'He rushed for his old horse, and was wonderfully soon at the water's edge and in it, looking horribly frightened, but quick as he was, the young man was there at least a minute or two before him. And after one glance at the state of things, the first comer did not hesitate. For he saw that the van was growing less and less steady; it was almost lifted off the ground by this time, though it kept recovering itself a little. And the small figure on the steps was calling more and more wildly and shaking her white signal more desperately, while she clung on with the other hand to the side of the lurching and swaying van.
'His—the young officer's, I mean—first idea was to harness his horse somehow to the van, and draw it out bodily—riding like a postilion. But he gave this up at once when he found how deep the water was already and how unsteady the thing was. He was too angry with the careless owner of it to care whether the van itself swam out to sea or not, and too anxious, to risk wasting a moment. And the sight of the little white face and tear-swollen eyes lifted up to him doubled both these feelings.

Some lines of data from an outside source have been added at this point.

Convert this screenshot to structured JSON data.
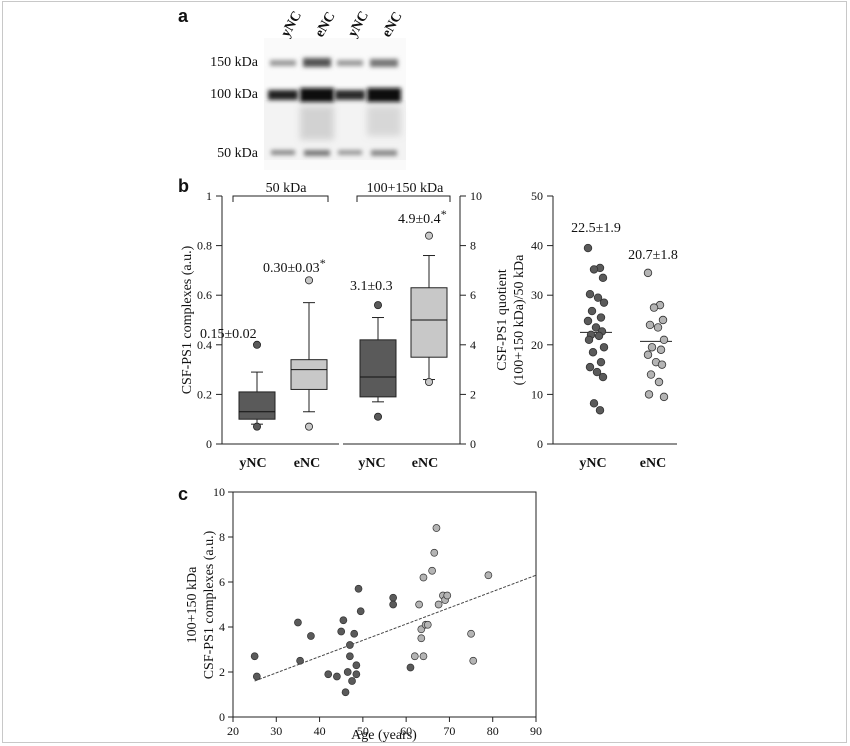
{
  "panel_labels": {
    "a": "a",
    "b": "b",
    "c": "c"
  },
  "blot": {
    "lanes": [
      "yNC",
      "eNC",
      "yNC",
      "eNC"
    ],
    "markers": [
      "150 kDa",
      "100 kDa",
      "50 kDa"
    ]
  },
  "chart_data": [
    {
      "id": "b-left-50kDa",
      "type": "box",
      "group_label": "50 kDa",
      "ylabel": "CSF-PS1 complexes (a.u.)",
      "ylim": [
        0,
        1
      ],
      "yticks": [
        "0",
        "0.2",
        "0.4",
        "0.6",
        "0.8",
        "1"
      ],
      "categories": [
        "yNC",
        "eNC"
      ],
      "boxes": [
        {
          "name": "yNC",
          "min": 0.08,
          "q1": 0.1,
          "median": 0.13,
          "q3": 0.21,
          "max": 0.29,
          "outliers": [
            0.4,
            0.07
          ],
          "annotation": "0.15±0.02",
          "color": "#5a5a5a"
        },
        {
          "name": "eNC",
          "min": 0.13,
          "q1": 0.22,
          "median": 0.3,
          "q3": 0.34,
          "max": 0.57,
          "outliers": [
            0.66,
            0.07
          ],
          "annotation": "0.30±0.03",
          "star": "*",
          "color": "#c8c8c8"
        }
      ]
    },
    {
      "id": "b-left-100-150kDa",
      "type": "box",
      "group_label": "100+150 kDa",
      "ylim": [
        0,
        10
      ],
      "yticks": [
        "0",
        "2",
        "4",
        "6",
        "8",
        "10"
      ],
      "categories": [
        "yNC",
        "eNC"
      ],
      "boxes": [
        {
          "name": "yNC",
          "min": 1.7,
          "q1": 1.9,
          "median": 2.7,
          "q3": 4.2,
          "max": 5.1,
          "outliers": [
            5.6,
            1.1
          ],
          "annotation": "3.1±0.3",
          "color": "#5a5a5a"
        },
        {
          "name": "eNC",
          "min": 2.6,
          "q1": 3.5,
          "median": 5.0,
          "q3": 6.3,
          "max": 7.6,
          "outliers": [
            8.4,
            2.5
          ],
          "annotation": "4.9±0.4",
          "star": "*",
          "color": "#c8c8c8"
        }
      ]
    },
    {
      "id": "b-right-quotient",
      "type": "scatter",
      "ylabel_line1": "CSF-PS1 quotient",
      "ylabel_line2": "(100+150 kDa)/50 kDa",
      "ylim": [
        0,
        50
      ],
      "yticks": [
        "0",
        "10",
        "20",
        "30",
        "40",
        "50"
      ],
      "categories": [
        "yNC",
        "eNC"
      ],
      "groups": [
        {
          "name": "yNC",
          "mean": 22.5,
          "annotation": "22.5±1.9",
          "color": "#5a5a5a",
          "values": [
            39.5,
            35.5,
            35.2,
            33.5,
            30.2,
            29.5,
            28.5,
            26.8,
            25.5,
            24.8,
            23.5,
            22.7,
            22.0,
            21.8,
            21.0,
            19.5,
            18.5,
            16.5,
            15.5,
            14.5,
            13.5,
            8.2,
            6.8
          ]
        },
        {
          "name": "eNC",
          "mean": 20.7,
          "annotation": "20.7±1.8",
          "color": "#b4b4b4",
          "values": [
            34.5,
            28.0,
            27.5,
            25.0,
            24.0,
            23.5,
            21.0,
            19.5,
            19.0,
            18.0,
            16.5,
            16.0,
            14.0,
            12.5,
            10.0,
            9.5
          ]
        }
      ]
    },
    {
      "id": "c-age-scatter",
      "type": "scatter",
      "xlabel": "Age (years)",
      "ylabel_line1": "100+150 kDa",
      "ylabel_line2": "CSF-PS1 complexes (a.u.)",
      "xlim": [
        20,
        90
      ],
      "ylim": [
        0,
        10
      ],
      "xticks": [
        "20",
        "30",
        "40",
        "50",
        "60",
        "70",
        "80",
        "90"
      ],
      "yticks": [
        "0",
        "2",
        "4",
        "6",
        "8",
        "10"
      ],
      "fit_line": [
        [
          25,
          1.6
        ],
        [
          90,
          6.3
        ]
      ],
      "series": [
        {
          "name": "yNC",
          "color": "#5a5a5a",
          "points": [
            [
              25,
              2.7
            ],
            [
              25.5,
              1.8
            ],
            [
              35,
              4.2
            ],
            [
              35.5,
              2.5
            ],
            [
              38,
              3.6
            ],
            [
              42,
              1.9
            ],
            [
              44,
              1.8
            ],
            [
              45,
              3.8
            ],
            [
              45.5,
              4.3
            ],
            [
              46,
              1.1
            ],
            [
              46.5,
              2.0
            ],
            [
              47,
              3.2
            ],
            [
              47,
              2.7
            ],
            [
              47.5,
              1.6
            ],
            [
              48,
              3.7
            ],
            [
              48.5,
              2.3
            ],
            [
              48.5,
              1.9
            ],
            [
              49,
              5.7
            ],
            [
              49.5,
              4.7
            ],
            [
              57,
              5.3
            ],
            [
              57,
              5.0
            ],
            [
              61,
              2.2
            ]
          ]
        },
        {
          "name": "eNC",
          "color": "#b4b4b4",
          "points": [
            [
              62,
              2.7
            ],
            [
              63,
              5.0
            ],
            [
              63.5,
              3.9
            ],
            [
              63.5,
              3.5
            ],
            [
              64,
              2.7
            ],
            [
              64,
              6.2
            ],
            [
              64.5,
              4.1
            ],
            [
              65,
              4.1
            ],
            [
              66,
              6.5
            ],
            [
              66.5,
              7.3
            ],
            [
              67,
              8.4
            ],
            [
              67.5,
              5.0
            ],
            [
              68.5,
              5.4
            ],
            [
              69,
              5.2
            ],
            [
              69.5,
              5.4
            ],
            [
              75,
              3.7
            ],
            [
              75.5,
              2.5
            ],
            [
              79,
              6.3
            ]
          ]
        }
      ]
    }
  ]
}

'"Don't be frightened, you will be all right now," he called out to the child, who by this time scarcely knew what she was saying. He thinks she changed her piteous "Help, help, do come!" to "Oh, save me, please, save me!" And when he and his horse got quite close he had no need to encourage her to come to him—she almost sprang into his arms, so quickly that he was afraid she would fall into the water. But it was managed somehow, so that in another moment he found himself riding back to the shore again, with the little girl perched on the front of his saddle, clinging to him and tucked up so as to keep even her feet from getting wet.

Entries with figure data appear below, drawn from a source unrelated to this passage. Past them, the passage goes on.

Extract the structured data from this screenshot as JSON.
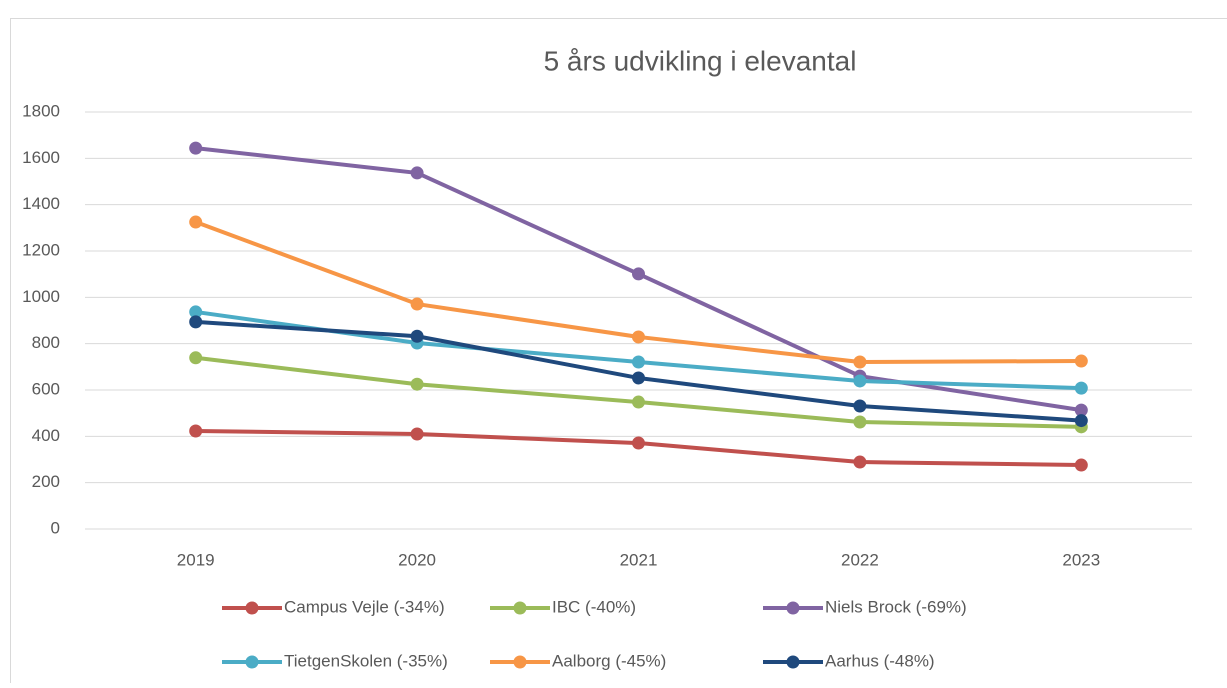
{
  "chart_data": {
    "type": "line",
    "title": "5 års udvikling i elevantal",
    "categories": [
      "2019",
      "2020",
      "2021",
      "2022",
      "2023"
    ],
    "series": [
      {
        "name": "Campus Vejle (-34%)",
        "color": "#c0504d",
        "values": [
          423,
          410,
          371,
          289,
          276
        ]
      },
      {
        "name": "IBC (-40%)",
        "color": "#9bbb59",
        "values": [
          739,
          625,
          548,
          462,
          441
        ]
      },
      {
        "name": "Niels Brock (-69%)",
        "color": "#8064a2",
        "values": [
          1644,
          1537,
          1101,
          660,
          513
        ]
      },
      {
        "name": "TietgenSkolen (-35%)",
        "color": "#4bacc6",
        "values": [
          937,
          803,
          721,
          639,
          608
        ]
      },
      {
        "name": "Aalborg (-45%)",
        "color": "#f79646",
        "values": [
          1325,
          971,
          829,
          721,
          725
        ]
      },
      {
        "name": "Aarhus (-48%)",
        "color": "#1f497d",
        "values": [
          894,
          832,
          652,
          531,
          468
        ]
      }
    ],
    "ylim": [
      0,
      1800
    ],
    "yticks": [
      0,
      200,
      400,
      600,
      800,
      1000,
      1200,
      1400,
      1600,
      1800
    ],
    "grid": true,
    "legend": "bottom"
  }
}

'She was actually quite dry when they got back to the sands and he lifted her down—getting off himself to get a good shake, for he was by no means quite dry, nor was the horse, who had behaved so well and pluckily, as if understanding there was something the matter, and now stood snorting with pleasure and satisfaction.
'And the little girl was sensible too. She had quite left off crying and held out her hand to her preserver.
'"Oh, thank you, thank you so velly much," she said, "for saving me. I was velly neely drowned, wasn't I? Please go home and get dry quick, or else you'll catch cold."
'But before he had time to reply, a figure came rushing up to them in great excitement. It was the little girl's nurse, dreadfully frightened and ashamed, especially when the boy officer turned upon her very sharply and asked her what on earth she had been thinking of to leave her charge in such danger.
'She had a long story to tell, which he had not patience to listen to—how she had almost finished dressing the young lady when she found she had left her parasol on the sands, and had climbed over into the next van where a friend was, just as it was being drawn out, as she was so afraid of the parasol being stolen, thinking no harm could come to the child in that minute or two till the bathing-man came back again, and how her friend had seen the parasol higher up on the stones, and how—and then came the bathing-man lumbering up with his story—or how he had thought there was no one in the van, and he was just a-goin' to fetch it out—not that it would have gone far——
'"But it would," said the soldier; "and even if it had stuck, the young lady would have been half killed with fright and soaked through, and perhaps fallen into the water bodily. The bathing-man deserved to be reported, and——"
'There came a shout for the young officer just then. Some one, thinking he had got drowned or something of the kind, had hurried back to see. So he rode off though just as he was going, the little girl stopped him for a moment.